Abstract

Abstract Background Groin pain in adults is a common complaint in surgical practice, often related to an inguinal hernia (IH). An IH is occult when it is detected on ultrasound, but the patient does not manifest any clinical signs. Current international guidelines lack specific recommendations for managing occult IH accompanied by groin pain, potentially leading to unnecessary surgical interventions and inadequate patient counselling. This multicentre randomized controlled trial aimed to determine whether watchful waiting (WW) is non-inferior to totally extraperitoneal (TEP) repair in terms of pain for this condition. Method The primary outcome was the difference in pain scores between baseline and 3 months of follow-up, measured at rest and during exercise, in patients with groin pain and occult IH. Total follow-up was 12 months.

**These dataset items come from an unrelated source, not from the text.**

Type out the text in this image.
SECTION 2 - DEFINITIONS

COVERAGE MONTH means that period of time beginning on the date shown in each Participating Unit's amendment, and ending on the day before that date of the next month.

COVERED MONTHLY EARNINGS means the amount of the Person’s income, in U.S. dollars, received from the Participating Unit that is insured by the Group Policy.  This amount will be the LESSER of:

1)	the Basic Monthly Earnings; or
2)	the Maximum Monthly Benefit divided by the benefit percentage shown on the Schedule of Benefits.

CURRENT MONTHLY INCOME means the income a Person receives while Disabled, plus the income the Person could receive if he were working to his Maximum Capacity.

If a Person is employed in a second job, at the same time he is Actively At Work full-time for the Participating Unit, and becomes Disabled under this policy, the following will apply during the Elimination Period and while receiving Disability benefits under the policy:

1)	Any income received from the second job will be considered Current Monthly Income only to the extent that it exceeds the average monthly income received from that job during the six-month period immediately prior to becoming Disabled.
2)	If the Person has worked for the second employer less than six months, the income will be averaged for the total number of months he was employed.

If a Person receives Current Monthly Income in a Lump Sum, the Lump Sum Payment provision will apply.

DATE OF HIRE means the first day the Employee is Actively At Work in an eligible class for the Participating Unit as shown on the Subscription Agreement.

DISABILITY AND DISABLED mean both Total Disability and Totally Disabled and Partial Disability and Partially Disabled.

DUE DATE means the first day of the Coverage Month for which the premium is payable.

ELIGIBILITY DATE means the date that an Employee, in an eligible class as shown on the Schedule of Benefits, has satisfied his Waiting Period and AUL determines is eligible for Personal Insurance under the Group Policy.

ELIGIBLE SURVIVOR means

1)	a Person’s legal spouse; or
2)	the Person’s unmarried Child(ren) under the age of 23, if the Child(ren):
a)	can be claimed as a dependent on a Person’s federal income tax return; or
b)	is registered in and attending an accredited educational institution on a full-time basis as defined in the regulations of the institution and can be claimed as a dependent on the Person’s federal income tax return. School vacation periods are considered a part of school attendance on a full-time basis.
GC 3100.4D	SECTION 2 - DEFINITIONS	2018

Secondary outcomes included quality of life, patient satisfaction and cross over. Results Ninety-nine patients were randomized, of which 14 participants had withdrawn before treatment. A total of 85 patients (TEP repair n = 36, WW n = 49) were included in an as-treated analysis. At three months of follow-up, the difference in pain scores at rest (p = 0.691) and during exercise (p = 0.139) were comparable between both groups. Equivalence tests were significant for the primary outcome (p < 0.001), which indicated similarity. After three months, six patients (12%) crossed over from the conservative to the operative arm. Other outcome parameters were not significantly different. Conclusion The EFFECT-trial suggests that WW is non-inferior to TEP repair regarding pain 3 months after the start of treatment in patients with groin pain and occult IH.